GAR, in Saxon, a dart, a weapon; as in Edgar, or Eadgar, a happy weapon; Ethelgar, noble weapon.

GARAGAY, n. A rapacious fowl of Mexico, of the size of the kite.

GARB, n.

1. Dress; clothes; habit; as the garb of a clergyman or judge.

2. Fashion or mode of dress.

3. Exterior appearance; looks.

4. In heraldry, a sheaf of corn.

GARBAGE, n. [I know not the component parts of this word.] The bowels of an animal; refuse parts of flesh; offal.

GARBAGED, a. Stripped of the bowels.

GARBEL, n. The plank next the keel of a ship. [See Garboard-streak.]

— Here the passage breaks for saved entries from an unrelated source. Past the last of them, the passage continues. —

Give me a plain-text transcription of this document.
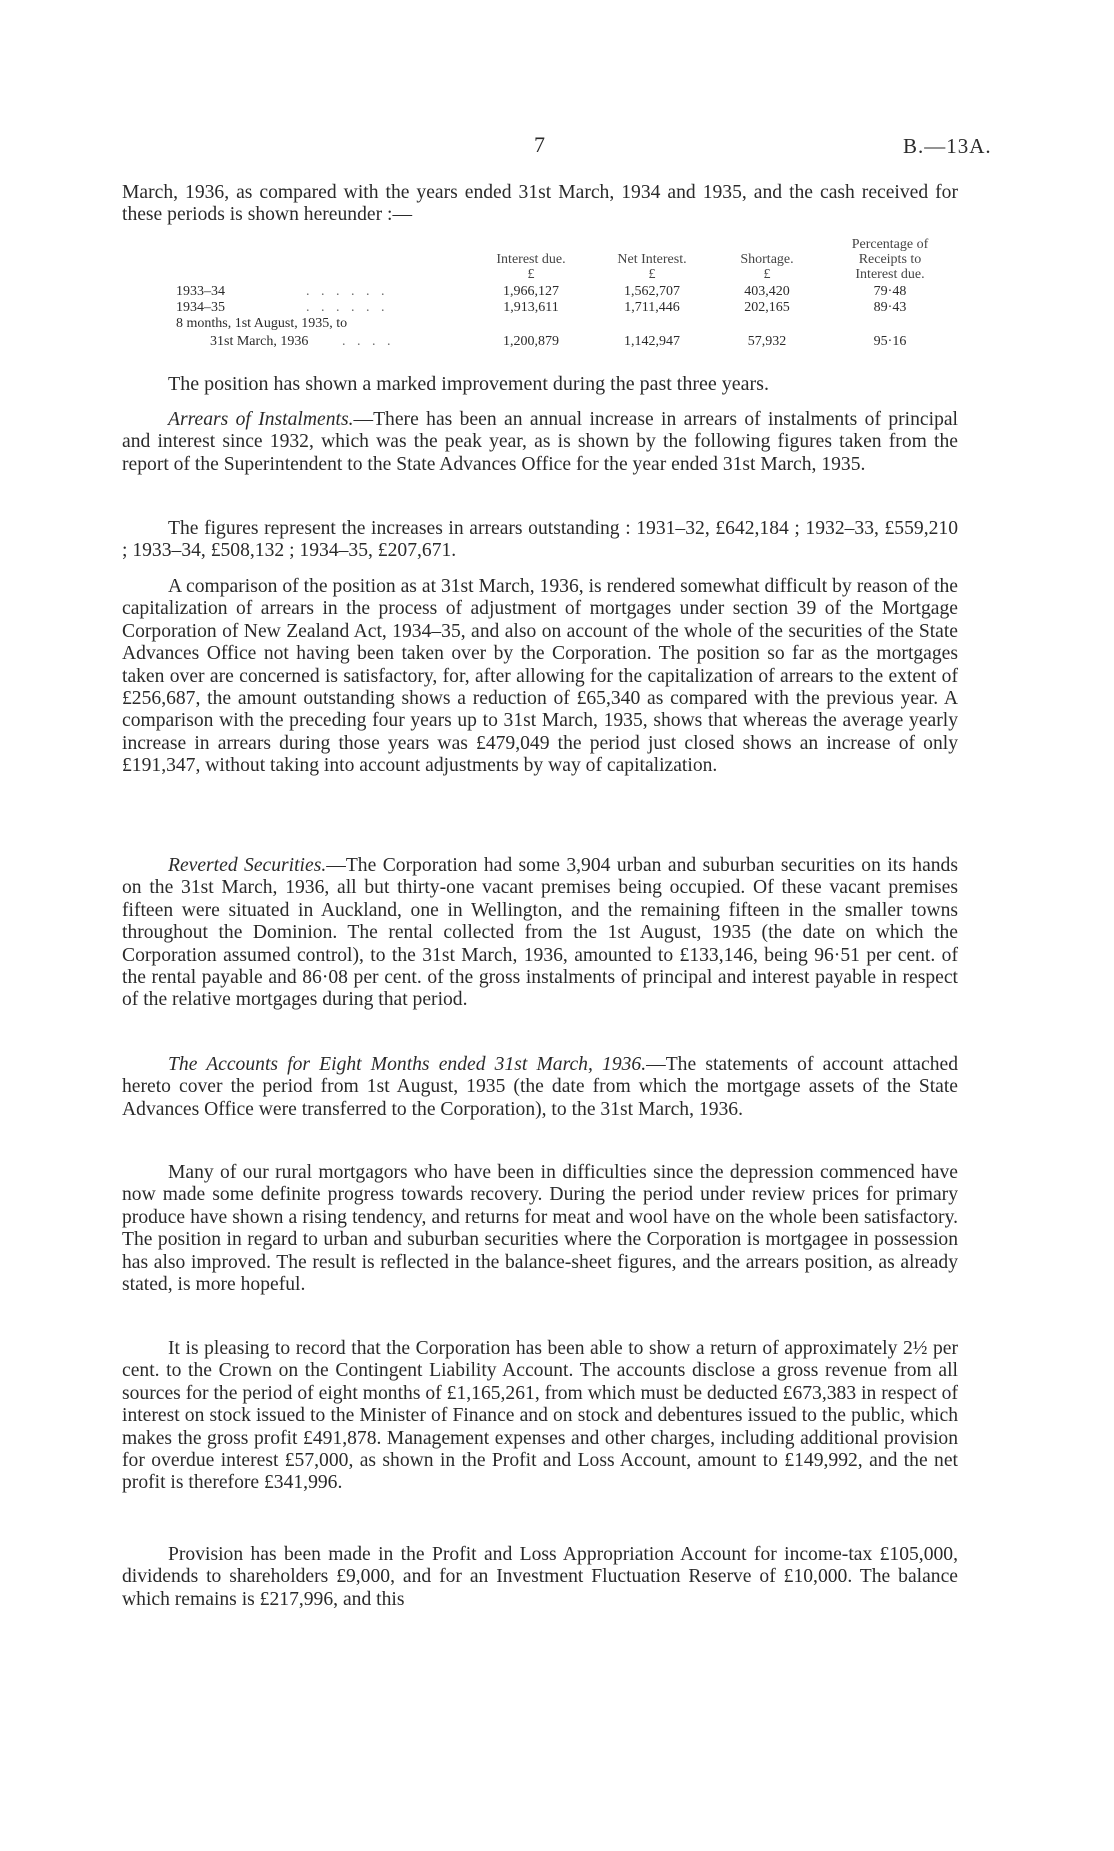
7	B.—13A.

March, 1936, as compared with the years ended 31st March, 1934 and 1935, and the cash received for these periods is shown hereunder :—

Interest due.
£
Net Interest.
£
Shortage.
£
Percentage of
Receipts to
Interest due.
1933–34	. . . . . .	1,966,127	1,562,707	403,420	79·48
1934–35	. . . . . .	1,913,611	1,711,446	202,165	89·43
8 months, 1st August, 1935, to
31st March, 1936 . . . .	1,200,879	1,142,947	57,932	95·16

The position has shown a marked improvement during the past three years.

Arrears of Instalments.—There has been an annual increase in arrears of instalments of principal and interest since 1932, which was the peak year, as is shown by the following figures taken from the report of the Superintendent to the State Advances Office for the year ended 31st March, 1935.

The figures represent the increases in arrears outstanding : 1931–32, £642,184 ; 1932–33, £559,210 ; 1933–34, £508,132 ; 1934–35, £207,671.

A comparison of the position as at 31st March, 1936, is rendered somewhat difficult by reason of the capitalization of arrears in the process of adjustment of mortgages under section 39 of the Mortgage Corporation of New Zealand Act, 1934–35, and also on account of the whole of the securities of the State Advances Office not having been taken over by the Corporation. The position so far as the mortgages taken over are concerned is satisfactory, for, after allowing for the capitalization of arrears to the extent of £256,687, the amount outstanding shows a reduction of £65,340 as compared with the previous year. A comparison with the preceding four years up to 31st March, 1935, shows that whereas the average yearly increase in arrears during those years was £479,049 the period just closed shows an increase of only £191,347, without taking into account adjustments by way of capitalization.

Reverted Securities.—The Corporation had some 3,904 urban and suburban securities on its hands on the 31st March, 1936, all but thirty-one vacant premises being occupied. Of these vacant premises fifteen were situated in Auckland, one in Wellington, and the remaining fifteen in the smaller towns throughout the Dominion. The rental collected from the 1st August, 1935 (the date on which the Corporation assumed control), to the 31st March, 1936, amounted to £133,146, being 96·51 per cent. of the rental payable and 86·08 per cent. of the gross instalments of principal and interest payable in respect of the relative mortgages during that period.

The Accounts for Eight Months ended 31st March, 1936.—The statements of account attached hereto cover the period from 1st August, 1935 (the date from which the mortgage assets of the State Advances Office were transferred to the Corporation), to the 31st March, 1936.

Many of our rural mortgagors who have been in difficulties since the depression commenced have now made some definite progress towards recovery. During the period under review prices for primary produce have shown a rising tendency, and returns for meat and wool have on the whole been satisfactory. The position in regard to urban and suburban securities where the Corporation is mortgagee in possession has also improved. The result is reflected in the balance-sheet figures, and the arrears position, as already stated, is more hopeful.

It is pleasing to record that the Corporation has been able to show a return of approximately 2½ per cent. to the Crown on the Contingent Liability Account. The accounts disclose a gross revenue from all sources for the period of eight months of £1,165,261, from which must be deducted £673,383 in respect of interest on stock issued to the Minister of Finance and on stock and debentures issued to the public, which makes the gross profit £491,878. Management expenses and other charges, including additional provision for overdue interest £57,000, as shown in the Profit and Loss Account, amount to £149,992, and the net profit is therefore £341,996.

Provision has been made in the Profit and Loss Appropriation Account for income-tax £105,000, dividends to shareholders £9,000, and for an Investment Fluctuation Reserve of £10,000. The balance which remains is £217,996, and this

GARBLE, v.t. [L. cribro, cribello.]

1. Properly, to sift or bolt; to separate the fine or valuabale parts of a substance from the coarse and useless parts, or from dross or dirt; as, to garble spices.

2. To separate; to pick; to cull out.

GARBLED, pp. Sifted; bolted; separated; culled out.

GARBLER, n. One who garbles, sifts or separates. A garbler of spices, is an officer of great antiquity in London.

1. One who picks out, culls or selects.

GARBLES, n. plu. The dust, soil or filth, severed from good spices, drugs, etc.

GARBLING, ppr. Sifting; separating; sorting; culling.

GARBOARD, n. The garboard plank, in a ship, is the first plank fastened on the keel on the outside.

Garboard-streak, in a ship, is the first range or streak of planks laid on a ship’s bottom, next the keel.

GARBOIL, n. Tumult; uproar. [Not used.]

GARD. [See Guard and Ward.]

GARDEN, n. [Eng. yard, an inclosed place; L. hortus.]

1. A piece of ground appropriated to the cultivation of herbs, or plants, fruits and flowers; usually near a mansion-house. Land appropriated to the raising of culinary herbs and roots for domestic use, is called a kitchen-garden; that appropriated to flowers and shrubs is called a flower garden; and that to fruits, is called a fruit garden. But these uses are sometimes blended.

2. A rich, well cultivated spot or tract of country; a delightful spot. The intervals on the river Connecticut are all a garden. Lombardy is the garden of Italy.

Garden, in composition, is used adjectively, as garden-mold, a rich fine mold or soil; garden-tillage, the tillage used in cultivating gardens.

G`ARDEN, v.i. To layout and to cultivate a garden; to prepare ground to plant and till it, for the purpose of producing plants, shrubs, flowers and fruits.

GARDENER, n. One whose occupation is to make, tend and dress a garden.